The giant windmill eventually got a cracked shaft and is no longer standing today. Now there are many windmills all over the state and producing various amounts of power – and all of them have to count the birds they kill. I thought of this because yesterday we learned that the department of the interior just ‘opted out’ of the restrictions imposed by the Migratory Bird Act which has made it illegal to kill birds without permission since 1918.

Interior cancels decades-old protections for migratory birds

Think about that a moment. Since the end of WWI we have agreed with many other countries that killing birds was a big deal. MBTA has enjoyed such broad support in so many regions of the world that I admit even I was surprised by this. (I’ve been known to watch jealously as birders made friends with politicians because of the luxuries afforded by that standard.) Saving birds is usually much easier than saving beavers.

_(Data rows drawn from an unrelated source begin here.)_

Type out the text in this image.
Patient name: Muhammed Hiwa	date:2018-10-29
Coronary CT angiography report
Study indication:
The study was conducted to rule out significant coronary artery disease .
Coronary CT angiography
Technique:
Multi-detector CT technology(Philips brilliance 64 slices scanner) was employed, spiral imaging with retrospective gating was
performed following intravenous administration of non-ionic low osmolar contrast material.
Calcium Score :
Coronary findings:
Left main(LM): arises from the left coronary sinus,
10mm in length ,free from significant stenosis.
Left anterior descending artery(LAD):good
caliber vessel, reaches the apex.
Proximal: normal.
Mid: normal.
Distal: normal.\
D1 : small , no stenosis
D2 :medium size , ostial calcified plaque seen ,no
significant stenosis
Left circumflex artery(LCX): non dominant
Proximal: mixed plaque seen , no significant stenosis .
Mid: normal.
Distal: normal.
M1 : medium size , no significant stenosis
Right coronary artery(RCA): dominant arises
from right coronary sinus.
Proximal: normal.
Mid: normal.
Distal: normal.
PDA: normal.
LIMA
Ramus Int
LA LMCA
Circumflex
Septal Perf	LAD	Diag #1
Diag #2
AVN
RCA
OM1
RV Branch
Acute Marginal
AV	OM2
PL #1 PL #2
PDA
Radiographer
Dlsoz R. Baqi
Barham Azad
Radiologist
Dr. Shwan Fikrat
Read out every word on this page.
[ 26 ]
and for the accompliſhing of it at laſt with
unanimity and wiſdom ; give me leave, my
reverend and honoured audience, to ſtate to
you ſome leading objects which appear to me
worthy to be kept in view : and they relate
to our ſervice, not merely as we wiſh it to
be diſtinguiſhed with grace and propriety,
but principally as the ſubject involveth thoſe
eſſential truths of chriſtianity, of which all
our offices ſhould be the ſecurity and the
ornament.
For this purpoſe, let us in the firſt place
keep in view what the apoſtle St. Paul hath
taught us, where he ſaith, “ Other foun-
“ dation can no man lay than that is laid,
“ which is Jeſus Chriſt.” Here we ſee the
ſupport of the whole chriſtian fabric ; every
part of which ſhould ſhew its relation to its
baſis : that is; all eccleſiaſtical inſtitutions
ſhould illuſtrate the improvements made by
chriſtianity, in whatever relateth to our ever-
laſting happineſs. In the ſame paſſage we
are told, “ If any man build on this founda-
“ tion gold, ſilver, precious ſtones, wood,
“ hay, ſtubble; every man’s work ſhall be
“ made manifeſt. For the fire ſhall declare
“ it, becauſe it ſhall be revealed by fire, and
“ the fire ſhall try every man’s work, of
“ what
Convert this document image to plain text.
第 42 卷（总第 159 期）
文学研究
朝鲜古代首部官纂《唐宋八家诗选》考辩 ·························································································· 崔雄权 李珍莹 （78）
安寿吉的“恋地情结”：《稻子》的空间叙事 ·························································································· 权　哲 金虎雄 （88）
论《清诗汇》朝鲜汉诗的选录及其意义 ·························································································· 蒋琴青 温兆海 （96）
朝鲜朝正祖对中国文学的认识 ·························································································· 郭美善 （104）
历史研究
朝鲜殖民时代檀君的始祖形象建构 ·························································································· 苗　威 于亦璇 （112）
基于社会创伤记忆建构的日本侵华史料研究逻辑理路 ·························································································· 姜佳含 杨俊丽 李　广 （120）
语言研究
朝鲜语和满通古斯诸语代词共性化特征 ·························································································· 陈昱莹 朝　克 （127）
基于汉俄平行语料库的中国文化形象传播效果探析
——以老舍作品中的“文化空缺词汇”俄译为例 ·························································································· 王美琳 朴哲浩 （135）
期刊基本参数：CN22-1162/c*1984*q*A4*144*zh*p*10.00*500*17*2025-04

Both sides of the aisle have often acted like a friend to birds. I guess birds don’t build dams and they usually fly somewhere else before they get too annoying. Audubon has never been the Sierra Club – nor had to be. They are polite and mind their manners working with industry and big business to help winged creatures they care about. 

Until now.

Announcing that business has a permanent ‘open season’ on birds is a huge deal for birds AND humans. I have to say I’m curious how this will affect the ‘polite’ birders of the world. Maybe they’ll get a little more noisy and start to sound more like the people who protect beavers or coyotes.

I know if it had happened years ago PGE would have fired those biologists and been happy to pocket the money. Same with the least tern population they had to count at the powerplant where Jon worked or the peregrines that nested on the smoke stack.

I can’t help but think that any industry that doesn’t have to take worry about birds today, is an industry that won’t worry about us tomorrow.